Ah, OK. It seems more easier to explain. Since we use the trap gate for #BP, it does not clear the IF automatically. Thus there is a time window between executing INT3 on icache (or already in the pipeline) and its handler disables interrupts. If the IPI is received in the time window, this bug happens.
<CPU0> <CPU1> Start smp_text_poke_batch_finish(). Start the third step. (remove INT3) Hit INT3 (from icache/pipeline) on_each_cpu(do_sync_core)
do_sync_core(do SERIALIZE)
Finish the third step.
Handle #BP including CLI Clear text_poke_array_refs[cpu0] preparing stack Start smp_text_poke_int3_handler() Failed to get text_poke_array_refs[cpu0]
In this case, per-cpu text_poke_array_refs will make a time window bigger because clearing text_poke_array_refs is faster.
If this is correct, flushing cache does not matter (it can make the window smaller.)
One possible solution is to send IPI again which ensures the current #BP handler exits.
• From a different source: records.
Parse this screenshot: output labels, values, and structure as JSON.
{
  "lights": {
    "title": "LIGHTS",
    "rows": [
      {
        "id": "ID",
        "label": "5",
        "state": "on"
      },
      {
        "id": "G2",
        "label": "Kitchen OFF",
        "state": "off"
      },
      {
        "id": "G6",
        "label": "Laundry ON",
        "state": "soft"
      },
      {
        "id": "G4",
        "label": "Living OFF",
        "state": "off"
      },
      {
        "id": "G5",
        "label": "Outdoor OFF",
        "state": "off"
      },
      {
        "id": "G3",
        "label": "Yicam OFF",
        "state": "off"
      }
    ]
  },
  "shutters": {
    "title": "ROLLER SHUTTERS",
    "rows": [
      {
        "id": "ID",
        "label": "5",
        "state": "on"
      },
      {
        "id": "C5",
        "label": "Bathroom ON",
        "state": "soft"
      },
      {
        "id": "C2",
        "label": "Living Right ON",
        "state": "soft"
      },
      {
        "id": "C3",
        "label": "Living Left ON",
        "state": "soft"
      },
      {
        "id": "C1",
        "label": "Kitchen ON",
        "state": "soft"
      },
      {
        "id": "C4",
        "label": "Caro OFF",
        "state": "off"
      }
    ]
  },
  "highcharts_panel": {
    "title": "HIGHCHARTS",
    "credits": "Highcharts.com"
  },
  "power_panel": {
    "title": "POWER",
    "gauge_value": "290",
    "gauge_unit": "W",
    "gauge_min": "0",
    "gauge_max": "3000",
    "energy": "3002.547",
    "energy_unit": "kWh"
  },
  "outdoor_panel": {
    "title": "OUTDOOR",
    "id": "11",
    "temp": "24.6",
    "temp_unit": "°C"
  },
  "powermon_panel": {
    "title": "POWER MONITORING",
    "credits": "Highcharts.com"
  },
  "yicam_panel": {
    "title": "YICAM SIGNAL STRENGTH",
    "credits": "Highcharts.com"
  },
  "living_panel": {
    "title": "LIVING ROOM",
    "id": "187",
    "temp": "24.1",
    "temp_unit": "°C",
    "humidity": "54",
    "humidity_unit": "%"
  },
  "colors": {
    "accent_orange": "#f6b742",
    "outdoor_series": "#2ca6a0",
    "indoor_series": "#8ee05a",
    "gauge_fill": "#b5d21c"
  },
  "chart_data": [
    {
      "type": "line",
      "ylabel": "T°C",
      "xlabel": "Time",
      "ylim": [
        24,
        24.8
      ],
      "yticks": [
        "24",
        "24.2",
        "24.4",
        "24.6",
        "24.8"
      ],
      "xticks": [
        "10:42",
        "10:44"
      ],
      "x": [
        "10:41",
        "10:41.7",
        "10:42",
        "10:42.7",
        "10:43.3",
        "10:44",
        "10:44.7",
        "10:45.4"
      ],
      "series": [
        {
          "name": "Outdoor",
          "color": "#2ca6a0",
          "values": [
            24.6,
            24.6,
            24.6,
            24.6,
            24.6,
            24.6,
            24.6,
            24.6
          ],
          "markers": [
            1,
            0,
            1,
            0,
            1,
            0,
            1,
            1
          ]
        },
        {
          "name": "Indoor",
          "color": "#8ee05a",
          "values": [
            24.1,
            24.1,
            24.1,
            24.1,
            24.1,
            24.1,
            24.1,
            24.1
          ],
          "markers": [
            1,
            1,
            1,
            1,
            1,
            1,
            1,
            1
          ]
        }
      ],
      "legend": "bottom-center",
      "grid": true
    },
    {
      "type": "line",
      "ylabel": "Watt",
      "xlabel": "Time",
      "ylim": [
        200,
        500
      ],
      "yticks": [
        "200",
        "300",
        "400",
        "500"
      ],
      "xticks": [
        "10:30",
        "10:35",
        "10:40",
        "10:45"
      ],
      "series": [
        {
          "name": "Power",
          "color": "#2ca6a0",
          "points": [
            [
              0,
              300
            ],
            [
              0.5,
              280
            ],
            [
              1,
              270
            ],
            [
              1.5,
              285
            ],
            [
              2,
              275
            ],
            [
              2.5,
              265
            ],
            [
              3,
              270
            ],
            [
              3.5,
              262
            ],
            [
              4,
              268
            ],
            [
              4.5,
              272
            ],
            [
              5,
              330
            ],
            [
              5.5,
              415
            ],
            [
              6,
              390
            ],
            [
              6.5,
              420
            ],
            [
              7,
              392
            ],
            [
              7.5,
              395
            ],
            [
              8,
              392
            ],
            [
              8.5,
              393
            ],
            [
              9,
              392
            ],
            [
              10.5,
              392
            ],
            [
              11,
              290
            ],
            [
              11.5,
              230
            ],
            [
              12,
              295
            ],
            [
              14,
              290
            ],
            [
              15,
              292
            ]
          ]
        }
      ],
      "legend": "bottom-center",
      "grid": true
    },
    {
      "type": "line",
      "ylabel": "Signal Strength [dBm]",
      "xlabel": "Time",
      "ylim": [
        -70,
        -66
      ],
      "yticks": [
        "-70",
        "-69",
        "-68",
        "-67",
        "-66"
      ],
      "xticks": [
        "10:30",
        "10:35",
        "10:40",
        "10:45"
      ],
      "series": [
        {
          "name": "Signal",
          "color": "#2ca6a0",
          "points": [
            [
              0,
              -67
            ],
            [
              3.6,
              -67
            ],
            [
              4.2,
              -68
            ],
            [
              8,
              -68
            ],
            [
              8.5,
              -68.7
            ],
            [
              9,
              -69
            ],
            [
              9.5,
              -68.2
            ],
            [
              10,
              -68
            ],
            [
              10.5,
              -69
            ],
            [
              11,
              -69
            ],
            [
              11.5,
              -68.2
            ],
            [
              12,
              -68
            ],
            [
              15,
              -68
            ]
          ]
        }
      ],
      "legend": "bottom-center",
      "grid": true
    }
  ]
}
It can make the window small enough.
Another solution is removing WARN_ONCE() from [1/2], which means we accept this scenario, but avoid catastrophic result.
If interrupts are enabled when the break point hits and just enters the int3 handler, does that also mean it can schedule?
If that's the case, then we either have to remove the WARN_ONCE() or we would have to do something like a synchronize_rcu_tasks().